Rian berjalan dan mendudukkan pantatnya di samping sahabatnya. Di letakkan botol minuman dan gelas kecil yang sudah terisi minuman.
"Aku melakukan semua ini demi Aya juga, Pras! Suami mana yang tega, jika istrinya mendapatkan hinaan terus dari ibu mertuanya. Aku juga tidak tega mendengar keluh kesah Aya setiap malam. Aku hanya ingin yang terbaik untuknya."

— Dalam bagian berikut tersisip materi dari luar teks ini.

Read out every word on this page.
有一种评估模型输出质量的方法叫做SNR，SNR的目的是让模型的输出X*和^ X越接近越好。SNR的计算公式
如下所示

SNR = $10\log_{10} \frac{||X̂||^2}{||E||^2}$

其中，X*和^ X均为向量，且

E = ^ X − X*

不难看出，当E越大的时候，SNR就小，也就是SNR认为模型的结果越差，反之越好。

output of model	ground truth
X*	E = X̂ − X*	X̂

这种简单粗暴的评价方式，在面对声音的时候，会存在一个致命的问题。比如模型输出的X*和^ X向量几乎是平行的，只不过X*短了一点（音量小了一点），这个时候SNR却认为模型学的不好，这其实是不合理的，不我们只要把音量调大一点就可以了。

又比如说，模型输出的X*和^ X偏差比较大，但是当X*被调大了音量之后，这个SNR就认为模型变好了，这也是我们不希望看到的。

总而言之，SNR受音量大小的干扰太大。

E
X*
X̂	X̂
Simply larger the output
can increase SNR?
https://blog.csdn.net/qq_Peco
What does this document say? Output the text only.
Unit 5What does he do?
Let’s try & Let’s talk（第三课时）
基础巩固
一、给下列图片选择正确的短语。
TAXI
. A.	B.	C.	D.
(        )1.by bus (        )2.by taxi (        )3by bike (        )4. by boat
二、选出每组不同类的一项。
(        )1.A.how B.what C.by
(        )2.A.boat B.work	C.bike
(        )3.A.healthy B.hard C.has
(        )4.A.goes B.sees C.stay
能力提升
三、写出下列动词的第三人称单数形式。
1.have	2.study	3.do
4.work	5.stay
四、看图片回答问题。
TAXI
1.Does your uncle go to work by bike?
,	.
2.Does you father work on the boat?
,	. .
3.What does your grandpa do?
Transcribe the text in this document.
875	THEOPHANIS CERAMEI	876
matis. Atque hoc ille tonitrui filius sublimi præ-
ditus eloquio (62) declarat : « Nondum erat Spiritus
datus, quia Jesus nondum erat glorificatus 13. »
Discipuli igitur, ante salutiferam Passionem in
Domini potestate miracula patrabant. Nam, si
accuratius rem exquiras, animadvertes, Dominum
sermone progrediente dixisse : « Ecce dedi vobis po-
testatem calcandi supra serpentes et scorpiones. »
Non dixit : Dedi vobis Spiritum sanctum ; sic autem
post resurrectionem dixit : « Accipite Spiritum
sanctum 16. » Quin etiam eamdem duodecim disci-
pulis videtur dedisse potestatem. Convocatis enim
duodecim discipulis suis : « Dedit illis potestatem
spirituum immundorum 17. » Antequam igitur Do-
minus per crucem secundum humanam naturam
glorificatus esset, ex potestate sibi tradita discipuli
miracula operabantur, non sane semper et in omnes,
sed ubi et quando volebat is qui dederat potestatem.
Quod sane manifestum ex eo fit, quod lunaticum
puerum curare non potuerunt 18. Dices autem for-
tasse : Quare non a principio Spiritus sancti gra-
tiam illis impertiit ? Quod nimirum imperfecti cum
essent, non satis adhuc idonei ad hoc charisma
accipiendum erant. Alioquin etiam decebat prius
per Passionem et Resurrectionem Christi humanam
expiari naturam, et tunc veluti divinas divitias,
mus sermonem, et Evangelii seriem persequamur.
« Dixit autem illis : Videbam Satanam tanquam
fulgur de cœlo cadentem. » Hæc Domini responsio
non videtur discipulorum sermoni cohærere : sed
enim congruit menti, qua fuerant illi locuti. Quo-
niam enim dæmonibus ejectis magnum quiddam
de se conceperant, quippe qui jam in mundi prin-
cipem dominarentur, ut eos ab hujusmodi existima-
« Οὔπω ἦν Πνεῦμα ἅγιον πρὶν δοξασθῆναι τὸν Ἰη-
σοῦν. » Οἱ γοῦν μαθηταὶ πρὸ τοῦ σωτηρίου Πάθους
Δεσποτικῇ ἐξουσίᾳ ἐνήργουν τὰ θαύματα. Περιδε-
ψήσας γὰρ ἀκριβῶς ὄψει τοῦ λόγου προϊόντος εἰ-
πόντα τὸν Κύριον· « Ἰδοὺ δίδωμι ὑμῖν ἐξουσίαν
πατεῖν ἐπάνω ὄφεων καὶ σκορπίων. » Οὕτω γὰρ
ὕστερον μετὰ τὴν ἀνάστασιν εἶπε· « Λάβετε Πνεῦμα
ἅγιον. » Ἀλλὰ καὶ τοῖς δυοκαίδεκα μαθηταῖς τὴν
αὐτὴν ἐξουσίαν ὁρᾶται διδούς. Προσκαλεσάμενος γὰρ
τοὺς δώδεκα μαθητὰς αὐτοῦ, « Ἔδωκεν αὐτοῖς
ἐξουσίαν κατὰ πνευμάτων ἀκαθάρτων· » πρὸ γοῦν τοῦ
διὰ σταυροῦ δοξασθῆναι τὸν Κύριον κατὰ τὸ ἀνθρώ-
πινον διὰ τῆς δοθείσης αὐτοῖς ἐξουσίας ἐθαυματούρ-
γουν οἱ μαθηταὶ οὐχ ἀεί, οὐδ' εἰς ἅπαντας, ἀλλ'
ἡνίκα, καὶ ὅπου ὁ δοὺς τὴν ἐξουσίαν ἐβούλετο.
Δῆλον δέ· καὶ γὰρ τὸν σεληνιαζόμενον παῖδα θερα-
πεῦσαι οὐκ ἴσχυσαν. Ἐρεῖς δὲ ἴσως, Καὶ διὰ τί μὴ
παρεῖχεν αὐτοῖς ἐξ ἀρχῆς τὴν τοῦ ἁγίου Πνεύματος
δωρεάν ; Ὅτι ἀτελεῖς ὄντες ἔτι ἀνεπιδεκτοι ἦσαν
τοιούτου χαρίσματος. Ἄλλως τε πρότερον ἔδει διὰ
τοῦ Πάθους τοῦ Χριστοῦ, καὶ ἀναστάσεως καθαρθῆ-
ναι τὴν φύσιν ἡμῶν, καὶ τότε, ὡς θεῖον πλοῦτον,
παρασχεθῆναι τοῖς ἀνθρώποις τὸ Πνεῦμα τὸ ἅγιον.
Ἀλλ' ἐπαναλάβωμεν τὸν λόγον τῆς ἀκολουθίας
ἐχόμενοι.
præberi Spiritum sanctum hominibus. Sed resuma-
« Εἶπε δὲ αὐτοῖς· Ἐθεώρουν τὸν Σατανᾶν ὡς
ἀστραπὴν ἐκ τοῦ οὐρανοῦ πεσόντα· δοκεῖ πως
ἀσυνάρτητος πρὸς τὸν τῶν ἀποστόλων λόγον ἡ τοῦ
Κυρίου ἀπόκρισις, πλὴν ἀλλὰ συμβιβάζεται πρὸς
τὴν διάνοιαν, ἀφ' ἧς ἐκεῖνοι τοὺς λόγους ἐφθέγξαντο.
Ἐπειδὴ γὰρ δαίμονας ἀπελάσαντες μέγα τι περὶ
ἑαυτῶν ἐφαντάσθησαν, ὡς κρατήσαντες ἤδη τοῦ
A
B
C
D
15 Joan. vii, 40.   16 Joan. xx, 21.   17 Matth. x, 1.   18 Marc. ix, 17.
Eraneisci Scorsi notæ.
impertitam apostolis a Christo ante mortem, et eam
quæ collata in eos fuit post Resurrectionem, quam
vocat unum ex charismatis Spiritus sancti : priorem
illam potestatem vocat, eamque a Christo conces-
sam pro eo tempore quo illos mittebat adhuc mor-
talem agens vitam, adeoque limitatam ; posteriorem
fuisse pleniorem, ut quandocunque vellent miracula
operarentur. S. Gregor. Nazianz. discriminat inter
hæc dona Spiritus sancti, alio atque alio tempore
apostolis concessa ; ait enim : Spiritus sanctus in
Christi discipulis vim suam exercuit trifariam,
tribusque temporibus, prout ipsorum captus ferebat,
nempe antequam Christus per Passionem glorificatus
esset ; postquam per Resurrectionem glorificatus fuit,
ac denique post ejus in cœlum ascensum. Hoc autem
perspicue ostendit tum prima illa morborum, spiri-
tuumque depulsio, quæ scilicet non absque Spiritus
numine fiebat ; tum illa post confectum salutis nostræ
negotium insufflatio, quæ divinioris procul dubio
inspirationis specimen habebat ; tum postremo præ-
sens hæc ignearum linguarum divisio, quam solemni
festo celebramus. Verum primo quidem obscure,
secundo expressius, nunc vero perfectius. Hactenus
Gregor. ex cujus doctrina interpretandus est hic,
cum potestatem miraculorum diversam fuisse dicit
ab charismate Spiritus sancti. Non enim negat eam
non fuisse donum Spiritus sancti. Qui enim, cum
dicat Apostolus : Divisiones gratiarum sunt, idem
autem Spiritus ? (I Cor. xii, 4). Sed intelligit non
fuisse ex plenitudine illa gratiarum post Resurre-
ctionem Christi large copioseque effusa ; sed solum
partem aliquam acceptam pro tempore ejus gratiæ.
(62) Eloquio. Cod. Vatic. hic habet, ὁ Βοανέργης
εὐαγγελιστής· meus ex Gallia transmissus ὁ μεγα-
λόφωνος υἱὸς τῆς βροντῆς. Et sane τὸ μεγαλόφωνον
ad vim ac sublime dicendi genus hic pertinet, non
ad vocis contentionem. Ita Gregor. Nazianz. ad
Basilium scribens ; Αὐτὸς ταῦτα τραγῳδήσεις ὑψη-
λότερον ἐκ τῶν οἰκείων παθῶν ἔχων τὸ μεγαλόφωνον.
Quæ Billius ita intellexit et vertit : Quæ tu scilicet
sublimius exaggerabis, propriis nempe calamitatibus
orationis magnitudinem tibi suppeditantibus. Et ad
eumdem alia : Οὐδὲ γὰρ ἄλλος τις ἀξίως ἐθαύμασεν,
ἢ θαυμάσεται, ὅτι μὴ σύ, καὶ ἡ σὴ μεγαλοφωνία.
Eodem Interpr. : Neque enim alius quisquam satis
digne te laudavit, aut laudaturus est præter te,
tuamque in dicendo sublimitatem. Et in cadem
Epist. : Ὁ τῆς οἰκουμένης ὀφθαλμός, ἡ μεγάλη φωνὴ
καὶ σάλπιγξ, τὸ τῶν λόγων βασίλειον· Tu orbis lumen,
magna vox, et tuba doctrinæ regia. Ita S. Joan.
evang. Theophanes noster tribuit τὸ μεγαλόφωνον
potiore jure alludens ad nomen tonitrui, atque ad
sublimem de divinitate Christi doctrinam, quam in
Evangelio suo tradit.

"Aku tahu niatmu baik, tapi caramu salah, Rian! Di mana-mana perselingkuhan itu tidak pernah bisa di maafkan. Apalagi ini selingkuh sama sahabat istrimu sendiri. Wanita yang menurutku tidak sebanding dan se level dengan Aya. Aku ingatkan lagi, Rian! Jangan sampai kejadian ini terulang lagi. Seharusnya, kalau kamu mencari selingkuhan, setidaknya lebih unggul sedikit dari istri Sah mu, bukan seperti Vina. Di lihat dari fisiknya, Aya masih unggul. Dia mempunyai wajah dan senyum yang manis. Sedangkan Vina? Wajahnya yang badmood membuat orang yang menatapnya langsung malas! Semoga saja, setelah anak yang di kandung Vina lahir--"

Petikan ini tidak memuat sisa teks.